Back-to-school means a new start for after-school activities, too, and there are a plethora of options. From school tutoring to sports teams and music lessons, parents are inundated with choices... and so are the children. Many will sign up for a new program this year and while some may happily participate all season, others will have a change of heart mid-term. Maybe they’ll feel too worn out by the end of the school day, or maybe they’ll be too involved with their toys and video games to wish to leave the house every Tuesday. Perhaps their team won’t win many games or they’ll be disappointed not to be on the starting lineup or playing their favourite position. Maybe it’s just more difficult than they realized to learn to play a musical instrument. In any case, this is where the parent’s role in the activity becomes much more important than the instructor’s.

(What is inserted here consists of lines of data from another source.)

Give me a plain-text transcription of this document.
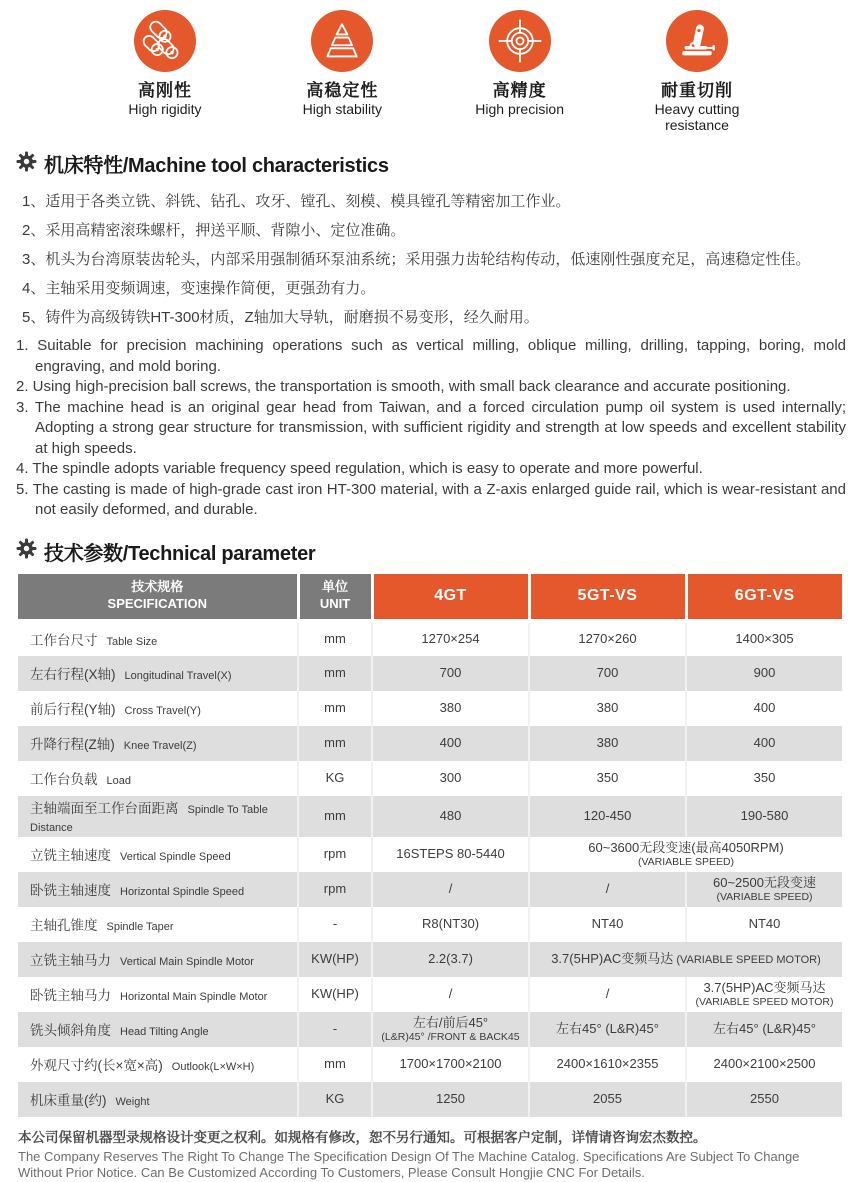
高刚性
High rigidity
高稳定性
High stability
高精度
High precision
耐重切削
Heavy cutting resistance
机床特性/Machine tool characteristics
1、适用于各类立铣、斜铣、钻孔、攻牙、镗孔、刻模、模具镗孔等精密加工作业。
2、采用高精密滚珠螺杆，押送平顺、背隙小、定位准确。
3、机头为台湾原装齿轮头，内部采用强制循环泵油系统；采用强力齿轮结构传动，低速刚性强度充足，高速稳定性佳。
4、主轴采用变频调速，变速操作简便，更强劲有力。
5、铸件为高级铸铁HT-300材质，Z轴加大导轨，耐磨损不易变形，经久耐用。
1. Suitable for precision machining operations such as vertical milling, oblique milling, drilling, tapping, boring, mold engraving, and mold boring.
2. Using high-precision ball screws, the transportation is smooth, with small back clearance and accurate positioning.
3. The machine head is an original gear head from Taiwan, and a forced circulation pump oil system is used internally; Adopting a strong gear structure for transmission, with sufficient rigidity and strength at low speeds and excellent stability at high speeds.
4. The spindle adopts variable frequency speed regulation, which is easy to operate and more powerful.
5. The casting is made of high-grade cast iron HT-300 material, with a Z-axis enlarged guide rail, which is wear-resistant and not easily deformed, and durable.
技术参数/Technical parameter
技术规格
SPECIFICATION	单位
UNIT	4GT	5GT-VS	6GT-VS
工作台尺寸 Table Size	mm	1270×254	1270×260	1400×305
左右行程(X轴) Longitudinal Travel(X)	mm	700	700	900
前后行程(Y轴) Cross Travel(Y)	mm	380	380	400
升降行程(Z轴) Knee Travel(Z)	mm	400	380	400
工作台负载 Load	KG	300	350	350
主轴端面至工作台面距离 Spindle To Table Distance	mm	480	120-450	190-580
立铣主轴速度 Vertical Spindle Speed	rpm	16STEPS 80-5440	60~3600无段变速(最高4050RPM)
(VARIABLE SPEED)	

卧铣主轴速度 Horizontal Spindle Speed	rpm	/	/	60~2500无段变速
(VARIABLE SPEED)

主轴孔锥度 Spindle Taper	-	R8(NT30)	NT40	NT40
立铣主轴马力 Vertical Main Spindle Motor	KW(HP)	2.2(3.7)	3.7(5HP)AC变频马达 (VARIABLE SPEED MOTOR)	
卧铣主轴马力 Horizontal Main Spindle Motor	KW(HP)	/	/	3.7(5HP)AC变频马达
(VARIABLE SPEED MOTOR)

铣头倾斜角度 Head Tilting Angle	-	左右/前后45°
(L&R)45° /FRONT & BACK45	左右45° (L&R)45°	左右45° (L&R)45°
外观尺寸约(长×宽×高) Outlook(L×W×H)	mm	1700×1700×2100	2400×1610×2355	2400×2100×2500
机床重量(约) Weight	KG	1250	2055	2550
本公司保留机器型录规格设计变更之权利。如规格有修改，恕不另行通知。可根据客户定制，详情请咨询宏杰数控。
The Company Reserves The Right To Change The Specification Design Of The Machine Catalog. Specifications Are Subject To Change Without Prior Notice. Can Be Customized According To Customers, Please Consult Hongjie CNC For Details.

As music teachers, we do our best to inspire the young minds in our classes. We cheer them on, we teach them new skills, we show them what they can attain with practice and hard work, and we stress the importance of commitment and co-operation. But parents have the hardest job: they have to ensure their children physically follow through with that dedication – kids can’t drive themselves to rehearsal, after all! When members are allowed to miss rehearsal and concerts, everyone is let down. The teacher’s lesson plan has to be altered to accommodate the absence, the children who are in attendance will have to repeat the lesson the following week so their peers can catch up, and the absent child is taught that they are not an integral part of the ensemble or team – that their presence doesn’t matter. On concert days, the musicians who are present are confused when their partners are not there to perform with them and celebrate their achievements together. Group morale lapses and the whole learning environment becomes less fun and less successful when the musicians can’t rely on one another to be there – as team-mates and as friends. Children should learn that every member of the ensemble plays a vital role and that they are valued, whether they are the highest performing player or not. They should learn that once you make the choice to join an ensemble, that group depends on you, and you are responsible for following through on that commitment.
Your child may not wish to practice daily at home or head to every rehearsal enthusiastically, but that doesn’t mean they’re not benefiting from the program, enjoying themselves in class once they get there (they usually are!), and building self-esteem every time they conquer a new skill. At the end of the season is the time to sit down with your child and ask them about re-registering for the following year. Remind them (and yourself!) that it won’t always be easy but if they enjoyed the activity and gained from it, then the reward is worth the challenges.